With his blazing speed and the encouragement of his new friends, Turbo decides to pursue his greatest dream: to win the legendary Indianapolis 500. It won't be easy, even after he convinces Tito, through a series of overt gestures, to enter him in the contest, he still has to face five-time Indy 500 winner Guy Gagne (Bill Hader), who also happens to be Turbo's idol.

The premise of this film, by itself, is a lot of fun, but not exactly the kind of conceit that, by itself, can sustain a feature-length film. To address this, the filmmakers threw in a few other plot devices, like Turbo's own feelings of inadequacy, as exemplified by a scene involving a perfect tomato, as well as parallel "brothers" stories between the two snails on one hand, and Tito and Angelo on the other, with Chet's support and approval being the one thing that Turbo apparently needs to succeed.  The paper thin villain of the film is the kind who will easily be forgotten, and Turbo's "crew" of snails look designed to sell toys and to give him characters to interact with in the reported spin-off series. In short, for all of the padding the writers have thrown in to extend a half-hour cartoon into a ninety-minute film, and despite some earnest performances by the voice actors, I really felt the thinness and familiarity of the well-worn plot of pursuing one's dreams. Henry Jackman's endlessly derivative score, which seemed to have been yanked right out of Cars in a few scenes, did not help things either.

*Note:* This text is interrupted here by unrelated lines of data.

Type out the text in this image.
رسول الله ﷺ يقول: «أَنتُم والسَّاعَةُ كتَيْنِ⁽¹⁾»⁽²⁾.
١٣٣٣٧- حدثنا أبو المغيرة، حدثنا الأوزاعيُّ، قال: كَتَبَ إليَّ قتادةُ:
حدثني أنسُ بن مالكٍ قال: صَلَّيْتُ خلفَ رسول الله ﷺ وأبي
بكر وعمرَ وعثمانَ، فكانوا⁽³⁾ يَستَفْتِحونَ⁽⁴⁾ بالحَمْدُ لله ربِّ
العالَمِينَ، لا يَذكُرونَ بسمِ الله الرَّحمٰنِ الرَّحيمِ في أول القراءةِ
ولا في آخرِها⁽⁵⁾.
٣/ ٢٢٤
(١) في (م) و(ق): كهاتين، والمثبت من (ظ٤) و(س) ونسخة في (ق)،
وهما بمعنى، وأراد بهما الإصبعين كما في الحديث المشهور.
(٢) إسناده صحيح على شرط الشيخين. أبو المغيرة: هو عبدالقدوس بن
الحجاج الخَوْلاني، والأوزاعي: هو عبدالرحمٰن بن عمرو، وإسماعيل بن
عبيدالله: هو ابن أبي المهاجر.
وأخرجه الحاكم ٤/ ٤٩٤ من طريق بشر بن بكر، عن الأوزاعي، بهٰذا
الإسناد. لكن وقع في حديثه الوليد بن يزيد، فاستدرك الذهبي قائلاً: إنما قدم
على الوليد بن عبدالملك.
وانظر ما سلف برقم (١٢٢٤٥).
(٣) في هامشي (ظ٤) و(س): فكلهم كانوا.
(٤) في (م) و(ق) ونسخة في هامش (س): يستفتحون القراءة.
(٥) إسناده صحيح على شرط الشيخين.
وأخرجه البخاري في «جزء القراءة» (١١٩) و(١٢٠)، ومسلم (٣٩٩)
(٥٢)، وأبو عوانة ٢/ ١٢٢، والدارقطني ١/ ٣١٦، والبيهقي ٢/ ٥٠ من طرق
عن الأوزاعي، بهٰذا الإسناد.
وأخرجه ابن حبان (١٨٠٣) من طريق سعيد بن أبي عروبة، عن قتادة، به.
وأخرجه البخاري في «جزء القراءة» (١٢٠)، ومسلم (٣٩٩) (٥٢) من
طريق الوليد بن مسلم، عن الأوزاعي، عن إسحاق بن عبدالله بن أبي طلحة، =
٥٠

What really carried the film, however, were some stunning visuals, especially of the magnificent racing sequences. Until I see Ron Howard's Rush, due out later this year, I will have to content myself with the depiction of open-wheel racing in this film, and it was genuinely interesting to see the racing from a snail's point of view, with the "marbles" or bits of rubber flaking off the tires looking absolutely enormous. The marbles would play an important role in the race later on, as well. I was also amused by the sequence in which the racing cars metamorphosed into giant rolling tomatoes in Turbo's mind's eye as he remembered his big moment of failure from earlier in the film; to my mind it was pretty imaginative.

I am officially all cartooned-out; I have seen five animated feature films this year and I am pretty sure that, no matter how sweetly my three-year-old asks me, I do not want to see another for quite some time.

Still, if nothing else,, this film was at least more lively than the somewhat tepid, presumptuously-named Epic, and is reasonable fun for grown-ups who have an hour and a half to spare, especially the ones with kids who know how to ask very nicely if they can watch a movie.